Once the provider of general-purpose application programs,
Borland was forced by declining sales to focus on selling
software-programming products aimed at industry professionals.
Borland has been struggling to find a successful formula for
several years since retreating from a broad effort to compete with
Microsoft Corp. and others with mainstream programs such as
spreadsheets.

Borland has emphasized a subcategory of products used to
develop large-scale software for corporations. It also has began
charging fees for most of its technical-support services, and is
shifting its marketing efforts away from direct-mail and print ads
and more toward the Internet.

Visigenic has incurred significant losses and negative cash flow,
largely because of product-development, sales and merger costs.
For the quarter ended in September, Visigenic reported a net loss
of $3.6 million, or 25 cents per share, compared with a net loss of
$2.3 million, or 18 cents a share, in the year-ago period. Revenue
rose 26% to $5.6 million.

Visigenic says its business has shifted "dramatically," to the point
that the majority of its revenue comes from sales of object request
broker, or ORB, software technology as opposed to
database-software tools. Visigenic's core product, VisiBroker,
enables software from various developers to communicate with
each other. Netscape Communications Corp. and Hitachi Ltd.
have products that use Visigenic's technology. Other companies,
including Oracle Corp. and Novell Inc. also have said they will use
Visigenic technology.

In September, Visigenic bought German consulting firm Interactive
Objects Software GmbH for about $3 million.
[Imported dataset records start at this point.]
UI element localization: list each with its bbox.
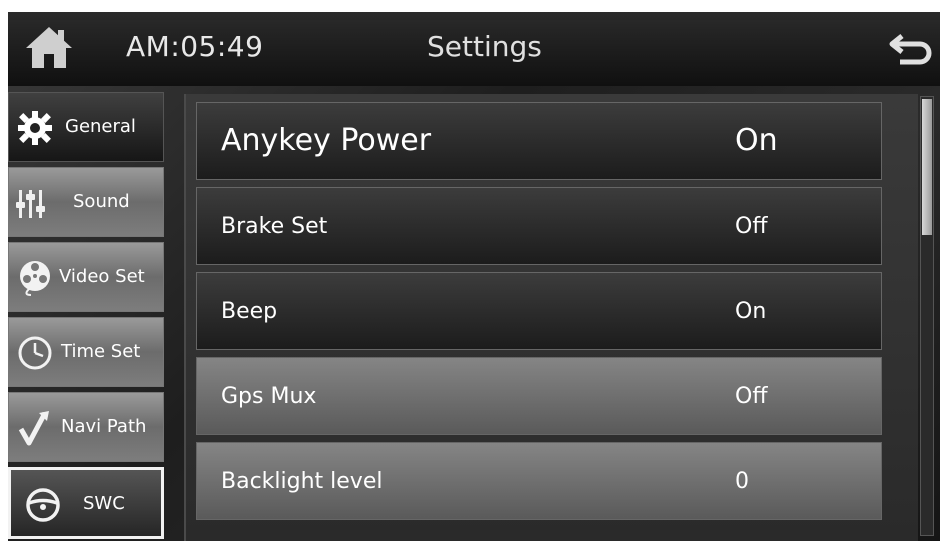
setting-label: Anykey Power [221,123,432,158]
sidebar-item-swc[interactable]: SWC [8,467,164,539]
setting-value: 0 [735,469,749,494]
setting-row-beep[interactable]: Beep On [196,272,882,350]
settings-list: Anykey Power On Brake Set Off Beep On Gp… [184,94,918,541]
film-reel-icon [20,261,50,296]
setting-row-brake-set[interactable]: Brake Set Off [196,187,882,265]
sidebar-item-general[interactable]: General [8,92,164,162]
scrollbar[interactable] [920,96,934,536]
clock-display: AM:05:49 [126,30,264,63]
setting-label: Beep [221,299,278,324]
home-icon[interactable] [24,24,74,70]
setting-value: Off [735,384,768,409]
sidebar-item-label: SWC [83,493,125,514]
sidebar-item-sound[interactable]: Sound [8,167,164,237]
back-icon[interactable] [888,30,934,66]
head-unit-screen: AM:05:49 Settings General Sound Video Se… [8,12,940,541]
setting-label: Brake Set [221,214,328,239]
scrollbar-thumb[interactable] [922,99,932,235]
top-bar: AM:05:49 Settings [8,12,940,86]
equalizer-icon [16,190,45,218]
steering-wheel-icon [26,488,60,522]
gear-icon [18,111,52,145]
sidebar-item-video-set[interactable]: Video Set [8,242,164,312]
route-arrow-icon [18,411,49,446]
setting-row-backlight-level[interactable]: Backlight level 0 [196,442,882,520]
setting-row-anykey-power[interactable]: Anykey Power On [196,102,882,180]
setting-label: Gps Mux [221,384,317,409]
sidebar-item-time-set[interactable]: Time Set [8,317,164,387]
sidebar-item-label: Sound [73,191,130,212]
sidebar-item-label: Time Set [61,341,141,362]
setting-value: On [735,299,767,324]
page-title: Settings [427,30,542,63]
sidebar-item-label: Video Set [59,266,145,287]
setting-value: Off [735,214,768,239]
sidebar-item-label: Navi Path [61,416,147,437]
sidebar-item-navi-path[interactable]: Navi Path [8,392,164,462]
setting-row-gps-mux[interactable]: Gps Mux Off [196,357,882,435]
clock-icon [18,336,52,370]
setting-label: Backlight level [221,469,383,494]
sidebar-item-label: General [65,116,136,137]
setting-value: On [735,123,778,158]
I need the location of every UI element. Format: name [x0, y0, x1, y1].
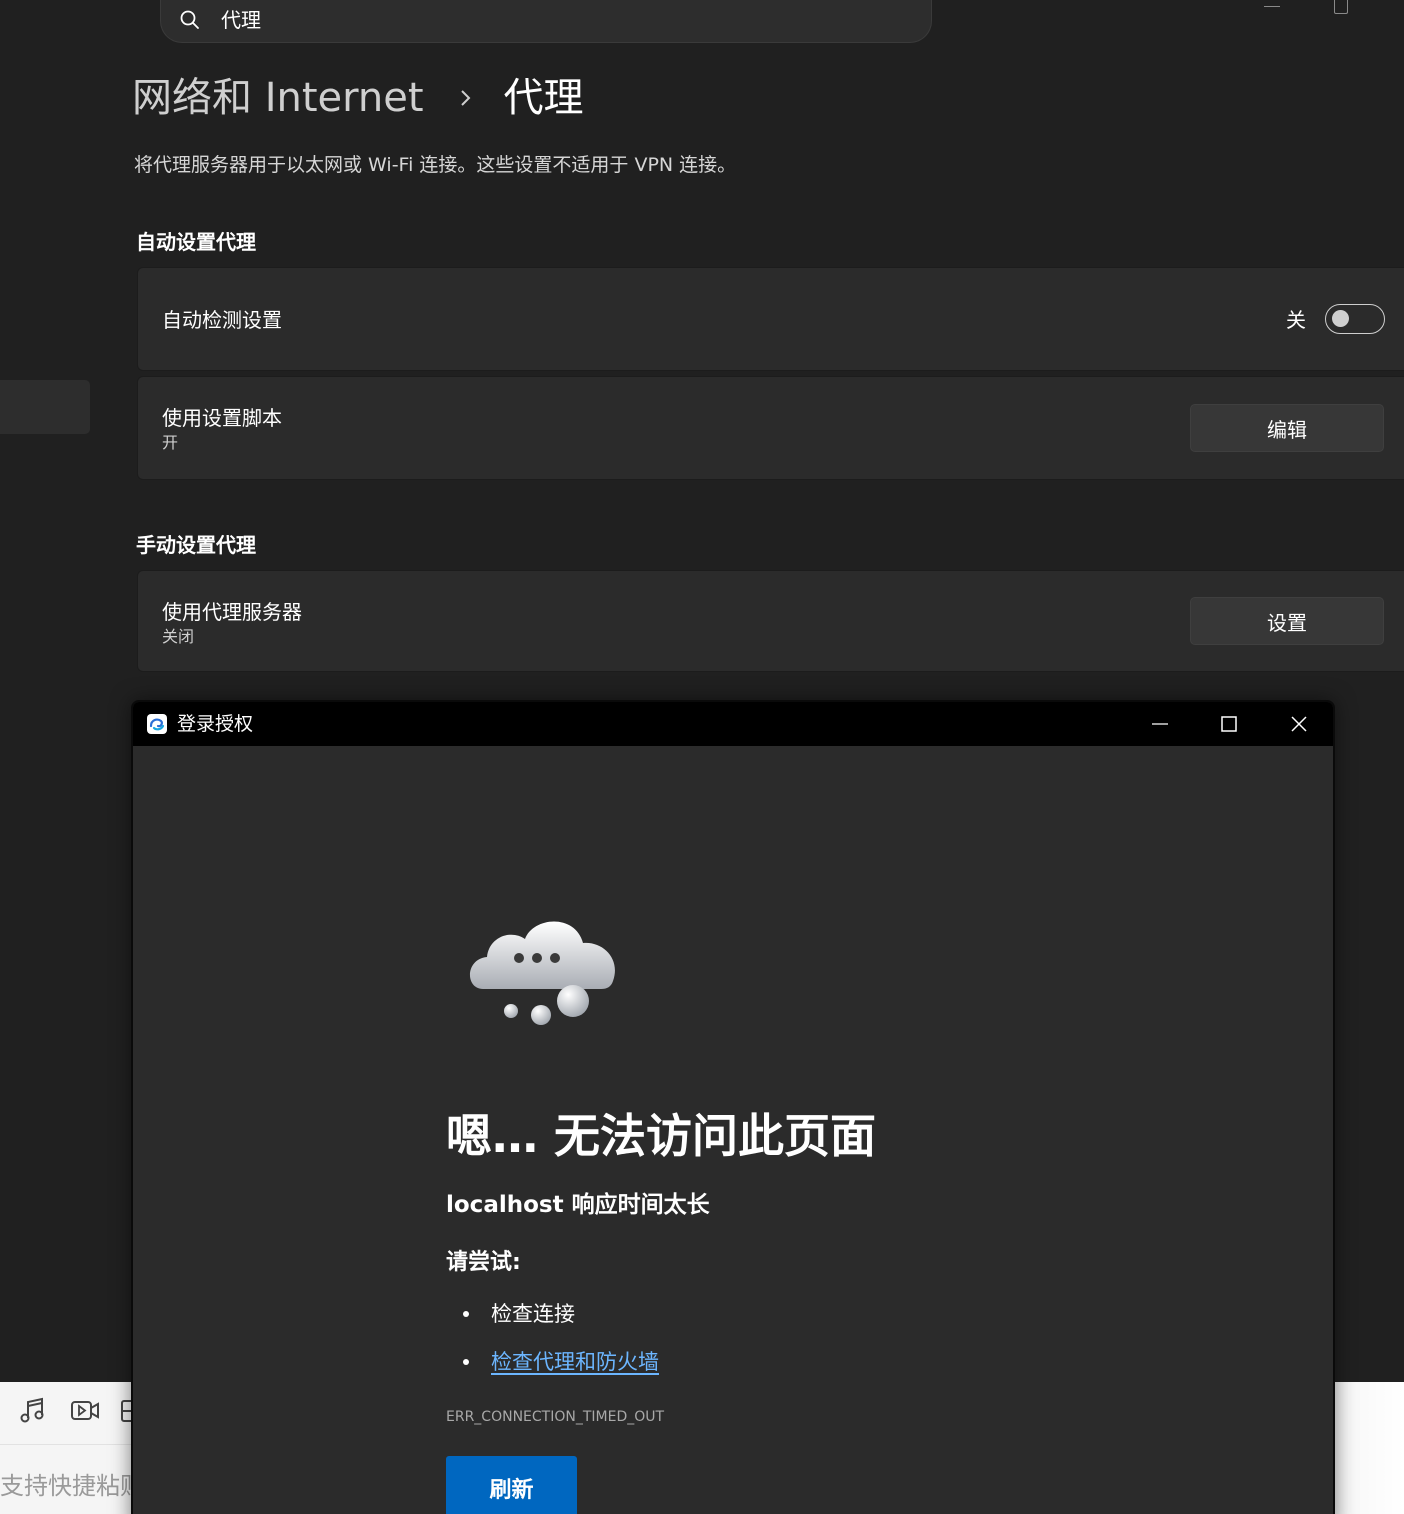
error-code: ERR_CONNECTION_TIMED_OUT — [446, 1409, 665, 1425]
setup-script-card: 使用设置脚本 开 编辑 — [137, 376, 1404, 480]
toggle-knob — [1332, 310, 1349, 327]
login-dialog: 登录授权 嗯… 无法访问此页面 localhost 响应时间太长 请尝试: 检查… — [131, 700, 1335, 1514]
minimize-button[interactable] — [1264, 0, 1282, 16]
error-heading: 嗯… 无法访问此页面 — [446, 1109, 877, 1163]
dialog-maximize-button[interactable] — [1199, 702, 1259, 746]
dialog-titlebar[interactable]: 登录授权 — [133, 702, 1333, 746]
minimize-icon — [1152, 723, 1168, 725]
maximize-icon — [1221, 716, 1237, 732]
bullet — [463, 1311, 469, 1317]
video-icon[interactable] — [70, 1396, 100, 1426]
search-input[interactable]: 代理 — [221, 6, 261, 34]
tip-check-connection: 检查连接 — [491, 1302, 575, 1326]
auto-detect-state: 关 — [1286, 308, 1306, 332]
cloud-error-icon — [469, 921, 615, 1025]
proxy-server-status: 关闭 — [162, 627, 195, 646]
bullet — [463, 1359, 469, 1365]
auto-detect-toggle[interactable] — [1325, 304, 1385, 334]
page-description: 将代理服务器用于以太网或 Wi-Fi 连接。这些设置不适用于 VPN 连接。 — [134, 154, 737, 176]
dialog-minimize-button[interactable] — [1130, 702, 1190, 746]
divider — [0, 1444, 140, 1445]
proxy-server-card: 使用代理服务器 关闭 设置 — [137, 570, 1404, 672]
auto-detect-card: 自动检测设置 关 — [137, 267, 1404, 371]
app-logo-icon — [147, 714, 167, 734]
section-title-auto: 自动设置代理 — [136, 230, 256, 254]
auto-detect-label: 自动检测设置 — [162, 308, 282, 332]
proxy-server-label: 使用代理服务器 — [162, 600, 302, 624]
close-icon — [1291, 716, 1307, 732]
error-subheading: localhost 响应时间太长 — [446, 1192, 710, 1218]
dialog-close-button[interactable] — [1269, 702, 1329, 746]
breadcrumb-parent[interactable]: 网络和 Internet — [132, 70, 424, 126]
setup-button[interactable]: 设置 — [1190, 597, 1384, 645]
paste-hint: 支持快捷粘贴 — [0, 1472, 140, 1500]
refresh-button[interactable]: 刷新 — [446, 1456, 577, 1514]
edit-button[interactable]: 编辑 — [1190, 404, 1384, 452]
page-title: 代理 — [503, 75, 584, 121]
tip-item: 检查连接 — [463, 1298, 575, 1330]
chevron-right-icon — [460, 90, 470, 106]
nav-item-selected[interactable] — [0, 380, 90, 434]
dialog-title: 登录授权 — [177, 713, 254, 735]
music-note-icon[interactable] — [18, 1396, 48, 1426]
tip-check-proxy-link[interactable]: 检查代理和防火墙 — [491, 1346, 659, 1378]
setup-script-status: 开 — [162, 433, 179, 452]
section-title-manual: 手动设置代理 — [136, 533, 256, 557]
tip-item: 检查代理和防火墙 — [463, 1346, 659, 1378]
maximize-button[interactable] — [1334, 0, 1350, 16]
try-label: 请尝试: — [446, 1250, 521, 1275]
setup-script-label: 使用设置脚本 — [162, 406, 282, 430]
edge-fade — [1324, 1382, 1404, 1514]
search-box[interactable]: 代理 — [160, 0, 932, 43]
search-icon — [180, 10, 199, 29]
breadcrumb: 网络和 Internet 代理 — [132, 70, 584, 126]
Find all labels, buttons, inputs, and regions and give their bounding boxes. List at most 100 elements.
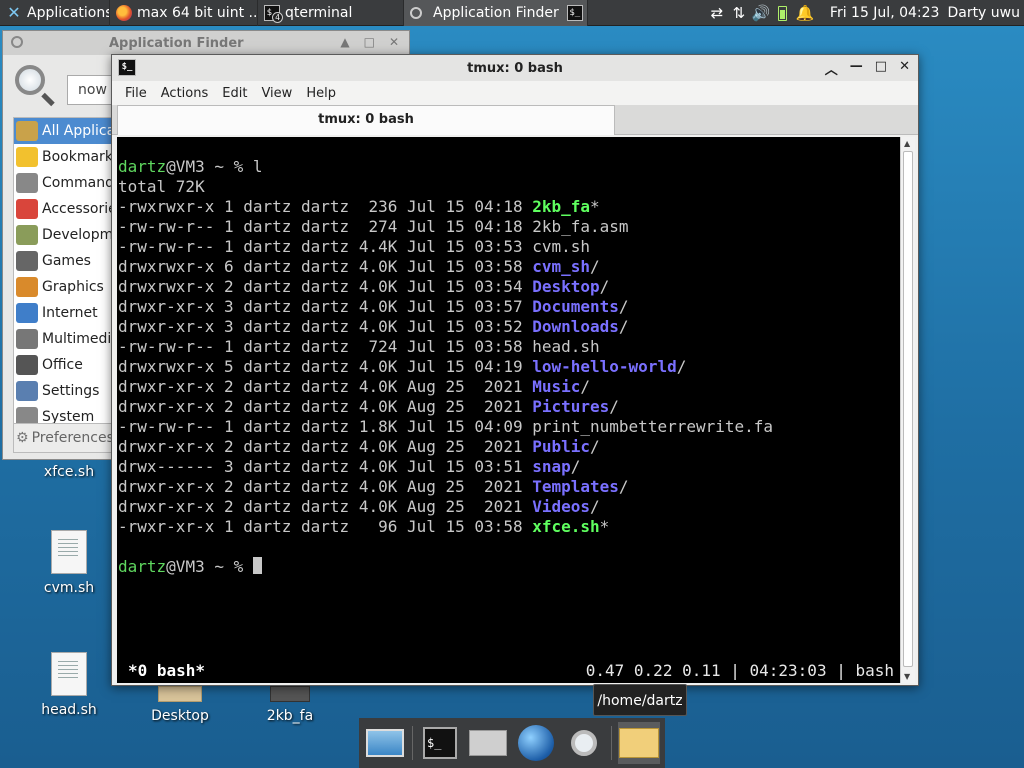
tmux-window-label[interactable]: *0 bash* — [128, 661, 205, 683]
gear-icon: ⚙ — [16, 430, 29, 446]
scroll-down-icon[interactable]: ▼ — [904, 672, 910, 681]
taskbar-item-label: qterminal — [285, 4, 353, 21]
notification-bell-icon[interactable]: 🔔 — [794, 0, 816, 26]
window-menu-icon[interactable] — [11, 36, 23, 48]
scrollbar-thumb[interactable] — [903, 151, 913, 667]
file-suffix: / — [580, 377, 591, 396]
taskbar-item-app-finder[interactable]: Application Finder $_ — [404, 0, 588, 26]
listing-row: -rwxrwxr-x 1 dartz dartz 236 Jul 15 04:1… — [118, 197, 902, 217]
listing-row: drwxr-xr-x 2 dartz dartz 4.0K Aug 25 202… — [118, 377, 902, 397]
dock-home-folder[interactable] — [467, 722, 509, 764]
clock[interactable]: Fri 15 Jul, 04:23 — [816, 5, 948, 21]
taskbar-item-label: Application Finder — [433, 4, 559, 21]
home-folder-icon — [469, 730, 507, 756]
volume-icon[interactable]: 🔊 — [750, 0, 772, 26]
dock-show-desktop[interactable] — [364, 722, 406, 764]
menu-help[interactable]: Help — [299, 86, 343, 101]
category-multimedia[interactable]: Multimedia — [14, 326, 112, 352]
minimize-button[interactable]: ▲ — [340, 35, 349, 49]
menu-actions[interactable]: Actions — [154, 86, 216, 101]
file-name: cvm_sh — [532, 257, 591, 276]
all-apps-icon — [16, 121, 38, 141]
dock-folder[interactable] — [618, 722, 660, 764]
terminal-icon: $_ — [423, 727, 457, 759]
folder-icon — [619, 728, 659, 758]
vertical-scrollbar[interactable]: ▲ ▼ — [900, 137, 915, 683]
category-development[interactable]: Development — [14, 222, 112, 248]
bottom-dock: $_ — [359, 718, 665, 768]
category-graphics[interactable]: Graphics — [14, 274, 112, 300]
category-label: Office — [42, 357, 83, 373]
desktop-icon-xfce-sh[interactable]: xfce.sh — [24, 464, 114, 480]
desktop-icon-desktop[interactable]: Desktop — [135, 686, 225, 724]
transfer-arrows-icon[interactable]: ⇅ — [728, 0, 750, 26]
development-icon — [16, 225, 38, 245]
network-icon[interactable]: ⇄ — [706, 0, 728, 26]
text-file-icon — [51, 652, 87, 696]
app-finder-titlebar[interactable]: Application Finder ▲ □ ✕ — [3, 31, 409, 55]
menu-file[interactable]: File — [118, 86, 154, 101]
search-lens-icon — [15, 65, 55, 107]
file-suffix: / — [590, 257, 600, 276]
minimize-button[interactable]: — — [850, 59, 863, 78]
listing-row: -rw-rw-r-- 1 dartz dartz 274 Jul 15 04:1… — [118, 217, 902, 237]
category-settings[interactable]: Settings — [14, 378, 112, 404]
category-label: All Applications — [42, 123, 112, 139]
file-suffix: / — [676, 357, 687, 376]
menu-edit[interactable]: Edit — [215, 86, 254, 101]
terminal-titlebar[interactable]: $_ tmux: 0 bash ︿ — □ ✕ — [112, 55, 918, 81]
file-meta: drwxr-xr-x 2 dartz dartz 4.0K Aug 25 202… — [118, 377, 533, 396]
dock-web-browser[interactable] — [515, 722, 557, 764]
file-suffix: / — [590, 437, 600, 456]
category-office[interactable]: Office — [14, 352, 112, 378]
top-panel: ✕ Applications max 64 bit uint ... $_ 4 q… — [0, 0, 1024, 26]
listing-row: drwxr-xr-x 2 dartz dartz 4.0K Aug 25 202… — [118, 477, 902, 497]
category-all-applications[interactable]: All Applications — [14, 118, 112, 144]
desktop-icon-cvm-sh[interactable]: cvm.sh — [24, 530, 114, 596]
category-bookmarks[interactable]: Bookmarks — [14, 144, 112, 170]
listing-row: -rw-rw-r-- 1 dartz dartz 1.8K Jul 15 04:… — [118, 417, 902, 437]
scroll-up-icon[interactable]: ▲ — [904, 139, 910, 148]
maximize-button[interactable]: □ — [875, 59, 887, 78]
applications-menu-button[interactable]: ✕ Applications — [0, 0, 110, 26]
file-meta: -rwxr-xr-x 1 dartz dartz 96 Jul 15 03:58 — [118, 517, 533, 536]
file-meta: drwxrwxr-x 2 dartz dartz 4.0K Jul 15 03:… — [118, 277, 533, 296]
tmux-status-bar: *0 bash* 0.47 0.22 0.11 | 04:23:03 | bas… — [117, 661, 902, 683]
close-button[interactable]: ✕ — [899, 59, 910, 78]
shade-button[interactable]: ︿ — [825, 59, 838, 78]
file-name: 2kb_fa.asm — [532, 217, 629, 236]
firefox-icon — [116, 4, 132, 21]
preferences-button[interactable]: ⚙ Preferences — [13, 423, 113, 453]
desktop-icon-2kb-fa[interactable]: 2kb_fa — [245, 686, 335, 724]
multimedia-icon — [16, 329, 38, 349]
file-name: Desktop — [532, 277, 600, 296]
file-meta: drwx------ 3 dartz dartz 4.0K Jul 15 03:… — [118, 457, 533, 476]
battery-icon[interactable] — [772, 0, 794, 26]
maximize-button[interactable]: □ — [364, 35, 375, 49]
close-button[interactable]: ✕ — [389, 35, 399, 49]
file-meta: drwxr-xr-x 2 dartz dartz 4.0K Aug 25 202… — [118, 477, 533, 496]
category-commands[interactable]: Commands — [14, 170, 112, 196]
taskbar-item-qterminal[interactable]: $_ 4 qterminal — [258, 0, 404, 26]
category-internet[interactable]: Internet — [14, 300, 112, 326]
desktop-icon-head-sh[interactable]: head.sh — [24, 652, 114, 718]
user-name[interactable]: Darty uwu — [947, 5, 1024, 21]
menu-bar: File Actions Edit View Help — [112, 81, 918, 105]
app-finder-icon — [571, 730, 597, 756]
category-games[interactable]: Games — [14, 248, 112, 274]
file-suffix: * — [590, 197, 600, 216]
preferences-label: Preferences — [31, 430, 113, 446]
text-cursor — [252, 557, 262, 574]
graphics-icon — [16, 277, 38, 297]
terminal-screen[interactable]: dartz@VM3 ~ % l total 72K -rwxrwxr-x 1 d… — [117, 137, 902, 683]
file-meta: drwxrwxr-x 6 dartz dartz 4.0K Jul 15 03:… — [118, 257, 533, 276]
web-browser-icon — [518, 725, 554, 761]
category-accessories[interactable]: Accessories — [14, 196, 112, 222]
tab-tmux-bash[interactable]: tmux: 0 bash — [117, 105, 615, 135]
taskbar-item-browser[interactable]: max 64 bit uint ... — [110, 0, 258, 26]
menu-view[interactable]: View — [254, 86, 299, 101]
dock-app-finder[interactable] — [563, 722, 605, 764]
dock-terminal[interactable]: $_ — [419, 722, 461, 764]
listing-row: drwxrwxr-x 2 dartz dartz 4.0K Jul 15 03:… — [118, 277, 902, 297]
Interactive Objects
had been working with Visigenic's competitor, Iona Technologies
PLC, but the companies had a falling out, industry sources said.
Visigenic went public last summer.

Shares of Borland traded on the Nasdaq early Tuesday at
$11.1875, off 81.25 cents. Visigenic's shares traded early
Tuesday at $8.1875, up $2.9375.

Object-based programming refers to software programs written in
building-block fashion, a more efficient process than traditional
line-by-line code writing. Objects, or components, are chunks of
programming and data that can be used over and over again in
different programs. Because the same blocks of information are
used repeatedly, it is easy for programmers to understand each
others' work and make changes simply and quickly.